Dylan Turns Down Ed Sullivan

After writing his own folk music for a while, Bob Dylan, folk musician, became Bob Dylan, folk-rock musician. He took his music electric. Crowds booed him. They came to hear the Dylan they knew, the Dylan whose albums they owned. He dismissed them.

He’d stand up in front of the booing crowd and say, “I don’t believe you,” and then he’d play his new music. In a 1966 Playboy interview, Dylan said: 

 I was doing fine, you know, singing and playing my guitar. It was a sure thing, don't you understand, it was a sure thing. I was getting very bored with that. I couldn't go out and play like that. I was thinking of quitting. Out front it was a sure thing. I knew what the audience was gonna do, how they would react. It was very automatic. Your mind just drifts unless you can find some way to get in there and remain totally there.

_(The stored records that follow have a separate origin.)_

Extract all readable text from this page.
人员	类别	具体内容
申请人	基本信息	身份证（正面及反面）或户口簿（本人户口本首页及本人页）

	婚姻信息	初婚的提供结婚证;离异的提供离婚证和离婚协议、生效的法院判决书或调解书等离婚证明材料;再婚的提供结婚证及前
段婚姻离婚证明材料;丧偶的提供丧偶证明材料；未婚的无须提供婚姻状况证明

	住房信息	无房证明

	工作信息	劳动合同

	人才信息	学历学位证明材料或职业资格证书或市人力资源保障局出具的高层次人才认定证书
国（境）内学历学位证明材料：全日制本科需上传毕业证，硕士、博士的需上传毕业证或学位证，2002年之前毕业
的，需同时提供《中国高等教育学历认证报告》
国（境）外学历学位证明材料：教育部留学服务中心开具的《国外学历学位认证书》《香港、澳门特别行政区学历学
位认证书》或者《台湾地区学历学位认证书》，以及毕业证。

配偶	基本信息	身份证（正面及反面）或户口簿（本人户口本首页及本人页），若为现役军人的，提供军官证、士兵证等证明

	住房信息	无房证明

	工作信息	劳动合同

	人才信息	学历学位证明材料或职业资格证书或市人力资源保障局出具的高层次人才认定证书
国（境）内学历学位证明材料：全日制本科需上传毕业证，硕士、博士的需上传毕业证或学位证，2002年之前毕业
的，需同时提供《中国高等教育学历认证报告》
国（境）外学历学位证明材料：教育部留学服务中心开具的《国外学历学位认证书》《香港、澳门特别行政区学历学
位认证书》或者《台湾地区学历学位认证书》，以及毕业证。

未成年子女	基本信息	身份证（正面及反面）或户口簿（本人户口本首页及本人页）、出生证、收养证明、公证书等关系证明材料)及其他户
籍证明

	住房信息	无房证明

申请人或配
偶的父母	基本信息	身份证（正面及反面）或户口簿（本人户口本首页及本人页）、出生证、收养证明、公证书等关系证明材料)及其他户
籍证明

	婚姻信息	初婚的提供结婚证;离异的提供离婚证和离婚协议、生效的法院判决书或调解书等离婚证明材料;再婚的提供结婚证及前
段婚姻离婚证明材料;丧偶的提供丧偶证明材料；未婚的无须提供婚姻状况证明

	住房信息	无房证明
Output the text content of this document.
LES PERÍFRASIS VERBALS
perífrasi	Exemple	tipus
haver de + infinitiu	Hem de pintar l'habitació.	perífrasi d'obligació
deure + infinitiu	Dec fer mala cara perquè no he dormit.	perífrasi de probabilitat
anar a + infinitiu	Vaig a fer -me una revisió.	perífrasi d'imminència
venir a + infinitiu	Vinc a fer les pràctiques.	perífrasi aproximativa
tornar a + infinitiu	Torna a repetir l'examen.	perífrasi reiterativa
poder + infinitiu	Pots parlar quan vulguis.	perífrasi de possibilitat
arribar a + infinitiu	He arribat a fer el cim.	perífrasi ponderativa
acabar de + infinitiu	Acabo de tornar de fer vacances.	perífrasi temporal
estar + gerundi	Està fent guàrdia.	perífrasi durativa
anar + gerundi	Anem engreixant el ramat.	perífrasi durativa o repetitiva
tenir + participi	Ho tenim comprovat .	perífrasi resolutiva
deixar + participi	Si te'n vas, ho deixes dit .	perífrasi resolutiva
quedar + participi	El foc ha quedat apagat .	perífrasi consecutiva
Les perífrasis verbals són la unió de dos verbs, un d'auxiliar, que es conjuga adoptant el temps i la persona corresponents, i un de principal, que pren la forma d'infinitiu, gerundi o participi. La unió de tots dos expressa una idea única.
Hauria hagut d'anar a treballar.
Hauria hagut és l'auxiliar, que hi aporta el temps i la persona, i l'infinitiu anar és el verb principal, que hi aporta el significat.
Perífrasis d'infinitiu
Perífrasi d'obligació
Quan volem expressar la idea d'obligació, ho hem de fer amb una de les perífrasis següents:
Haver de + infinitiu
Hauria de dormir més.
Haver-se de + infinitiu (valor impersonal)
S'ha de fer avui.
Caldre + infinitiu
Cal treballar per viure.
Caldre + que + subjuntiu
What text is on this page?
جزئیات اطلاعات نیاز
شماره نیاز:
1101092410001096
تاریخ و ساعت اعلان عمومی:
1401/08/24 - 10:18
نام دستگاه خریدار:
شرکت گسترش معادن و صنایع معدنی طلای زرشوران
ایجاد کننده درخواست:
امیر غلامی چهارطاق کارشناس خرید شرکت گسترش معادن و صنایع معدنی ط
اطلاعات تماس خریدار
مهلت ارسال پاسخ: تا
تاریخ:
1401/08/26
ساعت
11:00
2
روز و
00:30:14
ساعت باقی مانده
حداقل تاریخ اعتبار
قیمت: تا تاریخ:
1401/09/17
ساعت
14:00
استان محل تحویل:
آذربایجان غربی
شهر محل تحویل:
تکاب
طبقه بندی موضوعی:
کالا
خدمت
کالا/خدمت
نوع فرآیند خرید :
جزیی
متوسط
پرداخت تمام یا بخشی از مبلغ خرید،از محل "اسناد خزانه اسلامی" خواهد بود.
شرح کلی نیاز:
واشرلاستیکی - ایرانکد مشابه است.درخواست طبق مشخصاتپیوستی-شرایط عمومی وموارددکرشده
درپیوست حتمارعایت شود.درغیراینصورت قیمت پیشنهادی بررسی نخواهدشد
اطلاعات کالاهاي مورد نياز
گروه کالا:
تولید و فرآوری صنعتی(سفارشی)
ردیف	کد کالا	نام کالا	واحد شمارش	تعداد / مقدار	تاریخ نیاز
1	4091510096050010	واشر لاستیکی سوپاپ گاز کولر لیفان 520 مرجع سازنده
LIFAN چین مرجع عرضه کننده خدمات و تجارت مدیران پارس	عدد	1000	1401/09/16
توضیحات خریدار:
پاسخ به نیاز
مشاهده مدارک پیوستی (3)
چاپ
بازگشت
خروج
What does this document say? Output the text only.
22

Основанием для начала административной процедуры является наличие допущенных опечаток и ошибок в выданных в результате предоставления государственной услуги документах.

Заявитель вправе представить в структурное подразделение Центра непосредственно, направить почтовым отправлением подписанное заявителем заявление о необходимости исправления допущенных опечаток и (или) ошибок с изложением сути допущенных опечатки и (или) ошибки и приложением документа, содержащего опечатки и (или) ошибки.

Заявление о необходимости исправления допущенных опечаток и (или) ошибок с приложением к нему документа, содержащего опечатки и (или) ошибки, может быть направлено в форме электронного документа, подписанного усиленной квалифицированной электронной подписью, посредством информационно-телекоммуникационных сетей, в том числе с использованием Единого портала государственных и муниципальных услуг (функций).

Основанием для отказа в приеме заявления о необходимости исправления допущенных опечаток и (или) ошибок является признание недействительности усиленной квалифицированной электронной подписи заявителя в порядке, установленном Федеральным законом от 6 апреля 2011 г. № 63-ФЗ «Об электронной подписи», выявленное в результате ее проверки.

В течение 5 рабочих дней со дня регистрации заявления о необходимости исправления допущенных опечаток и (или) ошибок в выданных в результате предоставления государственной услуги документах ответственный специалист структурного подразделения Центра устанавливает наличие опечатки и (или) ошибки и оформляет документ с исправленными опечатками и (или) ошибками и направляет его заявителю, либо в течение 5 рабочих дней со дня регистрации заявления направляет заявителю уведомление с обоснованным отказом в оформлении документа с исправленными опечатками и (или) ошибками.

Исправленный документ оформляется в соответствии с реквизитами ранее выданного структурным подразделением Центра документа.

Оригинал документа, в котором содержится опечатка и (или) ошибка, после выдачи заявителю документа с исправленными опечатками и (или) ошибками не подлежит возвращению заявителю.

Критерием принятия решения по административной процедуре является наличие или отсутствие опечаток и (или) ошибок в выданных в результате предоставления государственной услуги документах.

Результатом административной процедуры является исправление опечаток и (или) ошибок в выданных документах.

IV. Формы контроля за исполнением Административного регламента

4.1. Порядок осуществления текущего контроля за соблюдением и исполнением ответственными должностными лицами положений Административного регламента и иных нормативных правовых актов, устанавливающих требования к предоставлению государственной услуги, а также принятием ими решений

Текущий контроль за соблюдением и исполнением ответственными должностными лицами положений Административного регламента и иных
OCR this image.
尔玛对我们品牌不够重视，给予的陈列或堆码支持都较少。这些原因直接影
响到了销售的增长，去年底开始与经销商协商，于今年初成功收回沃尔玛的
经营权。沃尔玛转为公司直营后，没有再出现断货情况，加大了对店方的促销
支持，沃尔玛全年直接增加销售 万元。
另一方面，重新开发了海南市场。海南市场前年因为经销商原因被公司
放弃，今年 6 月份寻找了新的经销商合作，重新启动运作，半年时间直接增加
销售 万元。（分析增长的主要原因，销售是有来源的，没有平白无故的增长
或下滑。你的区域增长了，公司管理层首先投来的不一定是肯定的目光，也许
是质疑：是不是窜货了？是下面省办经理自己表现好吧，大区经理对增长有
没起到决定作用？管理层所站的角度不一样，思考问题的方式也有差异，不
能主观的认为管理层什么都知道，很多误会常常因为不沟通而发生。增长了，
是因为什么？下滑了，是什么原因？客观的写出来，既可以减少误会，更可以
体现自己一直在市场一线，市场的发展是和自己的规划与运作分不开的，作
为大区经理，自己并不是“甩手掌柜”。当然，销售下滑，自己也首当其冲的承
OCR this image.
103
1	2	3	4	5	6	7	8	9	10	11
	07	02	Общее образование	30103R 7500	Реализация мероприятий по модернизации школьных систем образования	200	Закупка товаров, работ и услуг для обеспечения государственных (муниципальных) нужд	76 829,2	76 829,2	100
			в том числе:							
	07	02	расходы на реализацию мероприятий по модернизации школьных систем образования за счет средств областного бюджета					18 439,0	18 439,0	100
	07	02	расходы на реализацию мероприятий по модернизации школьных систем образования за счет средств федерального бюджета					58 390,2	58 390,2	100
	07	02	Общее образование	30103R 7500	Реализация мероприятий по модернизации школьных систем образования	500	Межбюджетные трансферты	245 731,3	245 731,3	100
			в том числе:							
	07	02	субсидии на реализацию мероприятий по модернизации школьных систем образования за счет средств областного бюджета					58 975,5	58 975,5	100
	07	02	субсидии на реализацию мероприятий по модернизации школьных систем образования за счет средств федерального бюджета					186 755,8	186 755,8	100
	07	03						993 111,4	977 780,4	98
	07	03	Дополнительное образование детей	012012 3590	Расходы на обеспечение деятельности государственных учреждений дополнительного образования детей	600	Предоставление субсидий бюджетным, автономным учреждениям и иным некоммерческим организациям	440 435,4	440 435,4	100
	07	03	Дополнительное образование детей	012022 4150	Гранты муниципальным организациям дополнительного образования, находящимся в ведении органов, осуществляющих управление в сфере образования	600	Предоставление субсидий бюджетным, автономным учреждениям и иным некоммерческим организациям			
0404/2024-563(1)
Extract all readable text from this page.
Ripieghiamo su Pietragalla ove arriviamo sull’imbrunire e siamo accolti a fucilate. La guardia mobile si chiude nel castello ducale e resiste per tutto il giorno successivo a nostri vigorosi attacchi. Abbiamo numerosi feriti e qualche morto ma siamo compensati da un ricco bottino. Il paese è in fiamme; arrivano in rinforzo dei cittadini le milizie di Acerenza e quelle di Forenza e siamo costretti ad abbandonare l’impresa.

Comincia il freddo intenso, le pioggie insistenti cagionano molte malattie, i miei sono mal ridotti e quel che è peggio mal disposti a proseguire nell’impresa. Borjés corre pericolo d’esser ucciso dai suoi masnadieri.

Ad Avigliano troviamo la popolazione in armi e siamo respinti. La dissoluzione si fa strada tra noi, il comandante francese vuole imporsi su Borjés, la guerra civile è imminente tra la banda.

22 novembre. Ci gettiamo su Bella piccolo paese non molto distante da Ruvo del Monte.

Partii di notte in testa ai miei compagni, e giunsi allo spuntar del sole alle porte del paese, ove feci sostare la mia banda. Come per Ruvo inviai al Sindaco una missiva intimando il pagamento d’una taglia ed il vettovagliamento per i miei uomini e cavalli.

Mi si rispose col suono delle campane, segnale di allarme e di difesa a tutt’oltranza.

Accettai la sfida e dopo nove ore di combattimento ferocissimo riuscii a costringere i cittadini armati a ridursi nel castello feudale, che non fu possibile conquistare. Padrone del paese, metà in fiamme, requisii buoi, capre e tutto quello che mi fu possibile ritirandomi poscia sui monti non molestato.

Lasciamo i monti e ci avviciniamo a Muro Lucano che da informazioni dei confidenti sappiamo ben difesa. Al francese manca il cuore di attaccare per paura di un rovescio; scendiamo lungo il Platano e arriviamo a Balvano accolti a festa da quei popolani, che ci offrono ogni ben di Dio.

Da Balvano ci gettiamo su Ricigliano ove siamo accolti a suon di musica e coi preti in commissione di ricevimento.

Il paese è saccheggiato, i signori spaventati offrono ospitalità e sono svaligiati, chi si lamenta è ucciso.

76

It's so much of a fight remaining totally there all by yourself. It takes too much. I'm not ready to cut that much out of my life. You can't have nobody around. You can't be bothered with anybody else's world. . . . They can boo till the end of time. I know that the music is real, more real than the boos.

 In May 1963, Dylan was asked to perform on The Ed Sullivan Show, the dominant entertainment program on television at the time. It was a major career opportunity. He planned to perform his new song, “Talkin’ John Birch Paranoid Blues.” CBS’s lawyers told him that the song was too controversial, potentially libelous. They suggested he play “Blowin’ in the Wind.” Instead, Dylan decided not to perform at all.

 I salute his faith in his music, his rejection of the limitations that CBS wanted to impose on his work. Dylan may have an unusual singing voice — as, by the way, did Billie Holliday — and his lyrics may sometimes be impossible to decipher, but he had the courage of his artistic vision. And there is something special there. There is something deep.

 Dylan told Playboy interviewer Nat Hentoff:

 The pressures were unbelievable. They were just something you can’t imagine unless you go through them yourself. It was important for me to come to the bottom of this legend thing, which has no reality at all. What’s important isn’t the legend, but the art, the work . . . .  Happiness is not on my list of priorities. For some reason, I am attracted to self-destruction.